# how many is too many?



## manic rose (Mar 12, 2011)

ok so have recently gone from 1 to 6 pets (plus my cat who lives with my parents) and it may go up to 8 within the next few days as am looking at adopting a couple of guinea pigs to keep my current guinea pig, Pixie, company. However people look at me like I'm mental when I tell them I have 6 pets and Mum nearly had a fit when I told her it might soon be 8. The way I look at it is that its my house (I live alone) and my money so if I have the time, space and money to look after these little critters then its my decision. But just curious what other people think. How many animals is too many and whats the most pets you have ever had at one time?


----------



## Argent (Oct 18, 2009)

It's only too many if you feel you're not coping and the quality care to each individual animal starts slipping. I managed to get to 13 rats at one point and I was almost about to admit I couldn't cope, time and moneywise. I'm down to 10 now, and whilst it's a lot more manageable, I still find three groups difficult and tend to wonder if my girls would be happier somewhere else...

I guess it's down to the individual really, what your personal situation is and how well you cope.


----------



## Sarah+Hammies (Jul 20, 2009)

I agree with Argent, It doent matter what others say if you feel that you are coping well and can offer each animal time, love, food, clean housing etc

I have got 4 hamsters, 2 rabbits and 2 guinea pigs which i find manageable, if i didnt think i could cope i wouldn't get any more pets. 

At one point i had 2 rabbits, 2 guinea pigs, 3 mice, 2 rats and 4 hamsters. I managed fine with them and they all were given play time with me, food, clean housing etc but unfortunately the hamsters, mice and rats were mostly pretty old when i rescued them so some have passed away and i have rescued others.


----------



## KalokiMallow (Mar 30, 2011)

I agree with the others, depends on how many you feel you can cope with. 

Our maximum was 8 rats, and that was perfect. However, that was with a different group of rats to the ones we have now. And I think any more now would be too much (currently 6), especially with the addition of a dog. 

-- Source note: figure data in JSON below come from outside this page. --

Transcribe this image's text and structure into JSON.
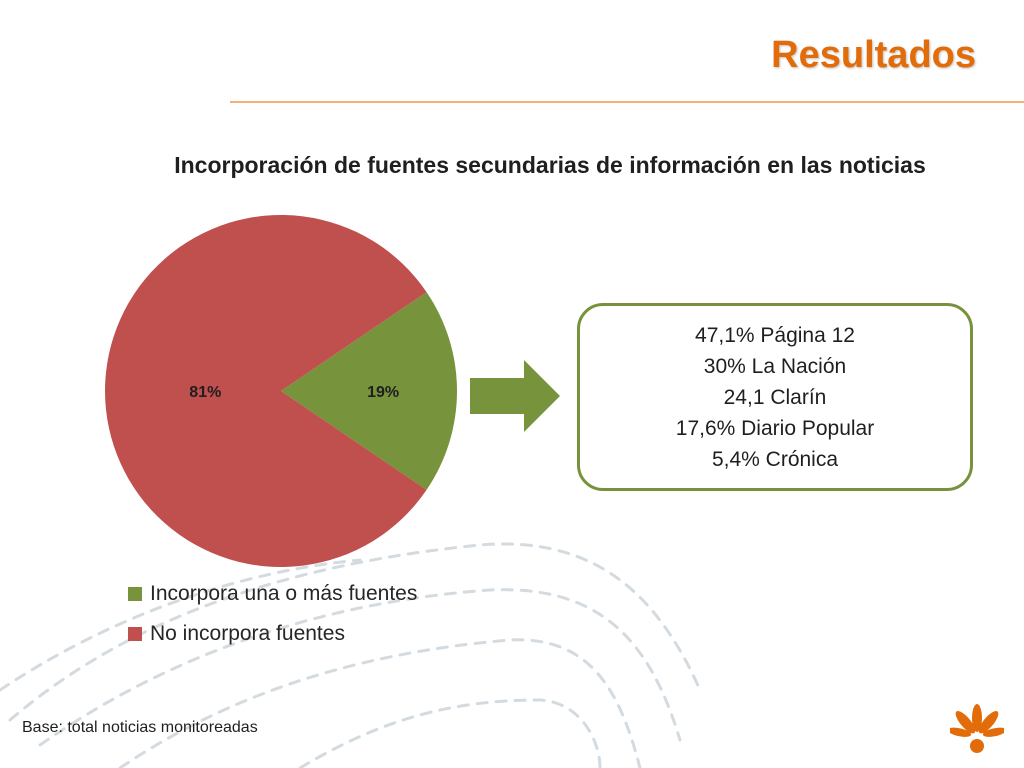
{
  "header": {
    "title": "Resultados"
  },
  "colors": {
    "accent": "#e36c0a",
    "green": "#77933c",
    "red": "#c0504d"
  },
  "chart_data": {
    "type": "pie",
    "title": "Incorporación de fuentes secundarias de información en las noticias",
    "slices": [
      {
        "name": "Incorpora una o más fuentes",
        "value": 19,
        "label": "19%",
        "color": "#77933c"
      },
      {
        "name": "No incorpora fuentes",
        "value": 81,
        "label": "81%",
        "color": "#c0504d"
      }
    ],
    "legend_position": "bottom-left"
  },
  "sources": {
    "lines": [
      "47,1% Página 12",
      "30% La Nación",
      "24,1 Clarín",
      "17,6% Diario Popular",
      "5,4% Crónica"
    ]
  },
  "footer": {
    "base_note": "Base: total noticias monitoreadas"
  }
}
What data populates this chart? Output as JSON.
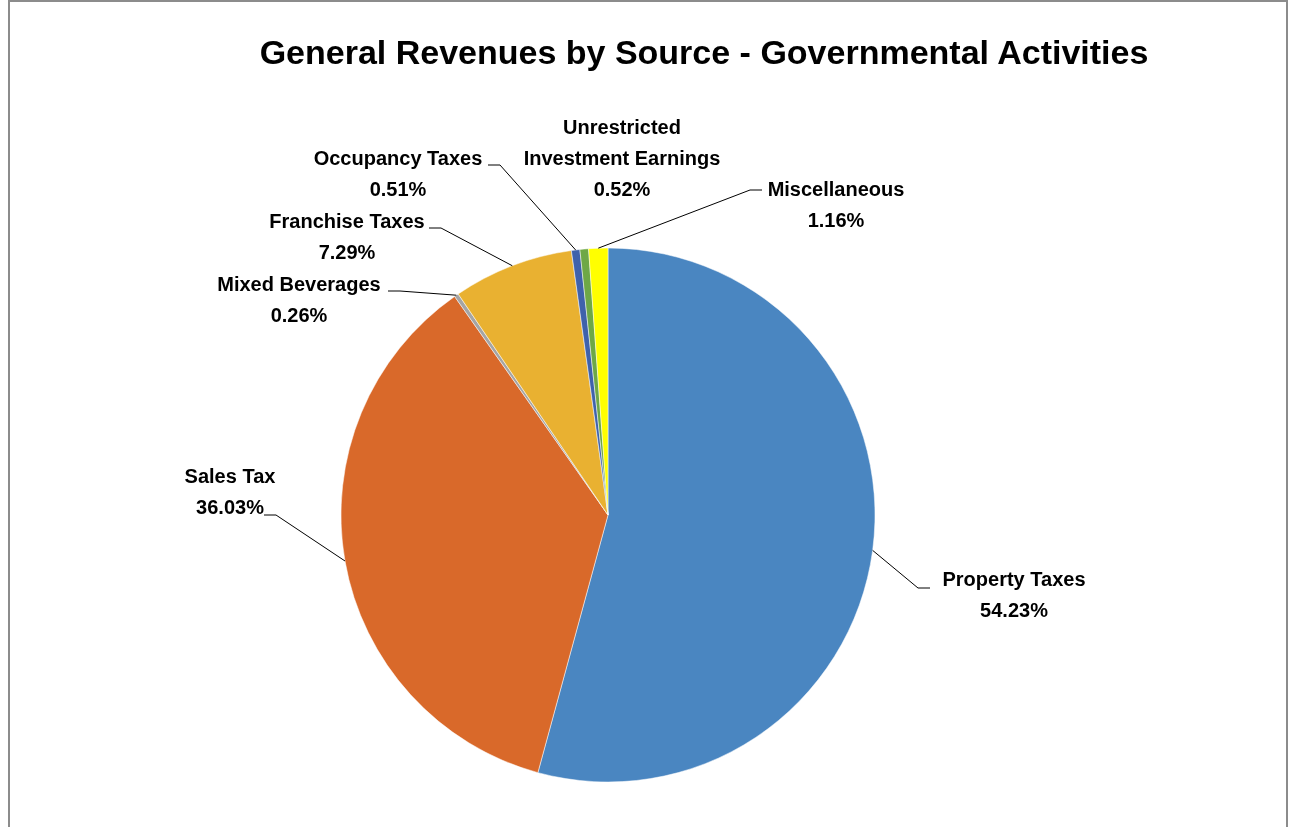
{
  "chart_data": {
    "type": "pie",
    "title": "General Revenues by Source - Governmental Activities",
    "categories": [
      "Property Taxes",
      "Sales Tax",
      "Mixed Beverages",
      "Franchise Taxes",
      "Occupancy Taxes",
      "Unrestricted Investment Earnings",
      "Miscellaneous"
    ],
    "values": [
      54.23,
      36.03,
      0.26,
      7.29,
      0.51,
      0.52,
      1.16
    ],
    "colors": [
      "#4a86c1",
      "#d9692a",
      "#a5a5a5",
      "#e9b131",
      "#3f62ab",
      "#6ea846",
      "#ffff00"
    ],
    "value_labels": [
      "54.23%",
      "36.03%",
      "0.26%",
      "7.29%",
      "0.51%",
      "0.52%",
      "1.16%"
    ]
  }
}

As long as you have the time, money and desire to deal with more then do. I know someone for whom 3 rats was too many - though it took far too long for her to admit it.


----------



## Lil Miss (Dec 11, 2010)

as long as you can cope and they all have a good quality of life then you dont have too many, these days when people ask me how many animals i have i just say too many (as i know by their standards thats true) and laugh

at the moment i have 69 pets, and have lost 3 this week (dog, rabbit & hamster)


----------



## frosty2010 (Apr 2, 2010)

It is a very fair question, and I feel it depends on individual circumstances.

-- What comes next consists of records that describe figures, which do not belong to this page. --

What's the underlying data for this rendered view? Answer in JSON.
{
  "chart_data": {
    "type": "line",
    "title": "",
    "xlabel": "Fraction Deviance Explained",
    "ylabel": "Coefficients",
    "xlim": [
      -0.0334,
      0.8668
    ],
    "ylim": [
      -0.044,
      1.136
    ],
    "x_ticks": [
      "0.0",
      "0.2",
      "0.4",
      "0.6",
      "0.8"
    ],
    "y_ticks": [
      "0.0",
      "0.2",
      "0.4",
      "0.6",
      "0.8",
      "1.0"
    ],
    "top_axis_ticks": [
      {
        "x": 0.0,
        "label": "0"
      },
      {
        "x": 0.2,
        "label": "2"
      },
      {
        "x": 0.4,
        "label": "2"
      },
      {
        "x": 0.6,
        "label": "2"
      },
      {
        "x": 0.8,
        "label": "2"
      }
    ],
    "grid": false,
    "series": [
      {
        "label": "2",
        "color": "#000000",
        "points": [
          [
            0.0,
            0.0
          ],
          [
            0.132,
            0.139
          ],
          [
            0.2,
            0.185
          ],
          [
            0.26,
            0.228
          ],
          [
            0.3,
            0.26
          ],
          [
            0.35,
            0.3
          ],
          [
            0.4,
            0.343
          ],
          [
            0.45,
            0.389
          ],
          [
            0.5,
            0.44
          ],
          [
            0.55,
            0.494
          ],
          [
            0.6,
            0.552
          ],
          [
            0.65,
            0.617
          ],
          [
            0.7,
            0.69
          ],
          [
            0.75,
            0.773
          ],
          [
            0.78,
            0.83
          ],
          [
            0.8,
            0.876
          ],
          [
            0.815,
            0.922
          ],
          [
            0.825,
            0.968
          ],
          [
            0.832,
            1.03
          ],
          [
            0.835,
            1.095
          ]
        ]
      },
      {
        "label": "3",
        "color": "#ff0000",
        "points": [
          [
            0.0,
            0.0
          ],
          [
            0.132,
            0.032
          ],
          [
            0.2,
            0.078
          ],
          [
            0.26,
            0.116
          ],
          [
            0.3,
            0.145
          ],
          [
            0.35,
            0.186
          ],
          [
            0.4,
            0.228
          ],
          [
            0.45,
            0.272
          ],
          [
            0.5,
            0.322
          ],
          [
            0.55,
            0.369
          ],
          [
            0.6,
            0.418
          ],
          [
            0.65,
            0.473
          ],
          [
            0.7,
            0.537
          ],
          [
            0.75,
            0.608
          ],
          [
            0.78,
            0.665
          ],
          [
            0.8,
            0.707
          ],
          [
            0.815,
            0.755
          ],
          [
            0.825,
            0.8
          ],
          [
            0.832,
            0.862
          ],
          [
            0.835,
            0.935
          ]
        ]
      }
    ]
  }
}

These can include and are not limited to:

1> Family members, will more pets cause tension between any family members
2> Space, is the home big enough, is the garden big enough
3> Time, do you have time to maintain, and if necessary exercise / train them all?
4> Funds, Can you afford vet bills, food, treats and toys?


Obviously the pet itself affects the response, for example you could have 4 cats, which would in theory take less looking after than one husky, as cats are very independent and huskies are pack / family orientated.

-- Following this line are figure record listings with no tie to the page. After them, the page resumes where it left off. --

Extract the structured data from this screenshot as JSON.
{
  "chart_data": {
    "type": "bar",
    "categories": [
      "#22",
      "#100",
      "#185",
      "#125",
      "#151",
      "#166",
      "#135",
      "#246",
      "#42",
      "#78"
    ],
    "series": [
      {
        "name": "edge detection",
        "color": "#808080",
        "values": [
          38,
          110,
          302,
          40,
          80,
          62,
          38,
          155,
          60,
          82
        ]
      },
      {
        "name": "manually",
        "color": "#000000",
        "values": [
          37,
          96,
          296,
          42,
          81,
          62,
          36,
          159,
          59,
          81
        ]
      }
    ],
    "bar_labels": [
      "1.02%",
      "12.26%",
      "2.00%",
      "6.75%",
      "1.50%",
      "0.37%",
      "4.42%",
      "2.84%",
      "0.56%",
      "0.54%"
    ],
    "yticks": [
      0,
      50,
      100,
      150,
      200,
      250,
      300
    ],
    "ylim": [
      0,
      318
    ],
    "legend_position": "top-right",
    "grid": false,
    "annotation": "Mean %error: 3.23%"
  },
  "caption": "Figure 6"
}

I dont think you have too many pets, as it seems they are small pets, however, I wouldnt go from 1 pet to 8 pets in a matter of a couple of weeks, I would like to make sure I could cope over a set period of say at least a month between introducing others. 

Please dont take offence at that, as no offence is meant, just personally I dont think I could cope with 8 new pets over such a short period, they wouldnt get the attention they'd have got if there was just one or two :s


----------



## Guest (Apr 2, 2011)

As above really, so long as you can cope, then have as many as you feel you can 

I have 27 various fluffs and scales, most people just look at me open mouthed when they hear my numbers :lol::lol:


----------



## catz4m8z (Aug 27, 2008)

It does depend from person to person. I agree with everyone here.
I would say to make sure you leave plenty of time between getting new pets though, as you can take on too much sometimes without realiesing it at first.


----------



## kirksandallchins (Nov 3, 2007)

At one point I had over 20 chinchillas and 2 dogs in the house with me - it was fine until I broke my arm and cleaning out the chinchillas became hard work. It was at this time I decided to stop breeding them and sold a lot of my younger animals. This left me with one pair and a group of 5 which I called the Grumpies and Oldies!


----------



## Sarah+Hammies (Jul 20, 2009)

catz4m8z said:


> It does depend from person to person. I agree with everyone here.
> I would say to make sure you leave plenty of time between getting new pets though, as you can take on too much sometimes without realiesing it at first.


Good post! I think sometims people can get carried away and get lots of new pets in a short space of time and then find themselves not being able to cope.


----------



## BattleKat (Oct 26, 2009)

I have 12 pets at the moment and take on foster dogs from time to time, they all receive all the care they need and I still enjoy it all so I don't see a problem although people definitely think I'm mad!

Imo it's too many when the owner starts to struggle and/or when the animals aren't receiving all the care they need.


----------



## manic rose (Mar 12, 2011)

frosty2010 said:


> I dont think you have too many pets, as it seems they are small pets, however, I wouldnt go from 1 pet to 8 pets in a matter of a couple of weeks, I would like to make sure I could cope over a set period of say at least a month between introducing others.
> 
> Please dont take offence at that, as no offence is meant, just personally I dont think I could cope with 8 new pets over such a short period, they wouldnt get the attention they'd have got if there was just one or two :s


no offence taken - did have 6 pets at one point a while back (2 gerbils living together and 4 hamsters who had to be kept seperate as they would fight!) so I know I can cope with the 6 I currently have. the 2 new additions might not be happening now as not had a response back about collection  still want to find a friend or 2 for Pixie so she has company when I have to be out


----------



## ChatterPuss (Sep 4, 2010)

So long as you have the resources and time, I don't see a problem. I at one point had 49 rabbits which I used to breed. I also have 2 Macaws and a cat that adopted us. When we decided to get a dog, we gave up breeding rabbits and just kept our 13 family pet ones who are in bonded groups. 
It all depends on the time and love you can give them!


----------



## manic rose (Mar 12, 2011)

ChatterPuss said:


> It all depends on the time and love you can give them!


my boyfriend has started saying he comes in second place to them so they defo gets loads of love :001_smile:


----------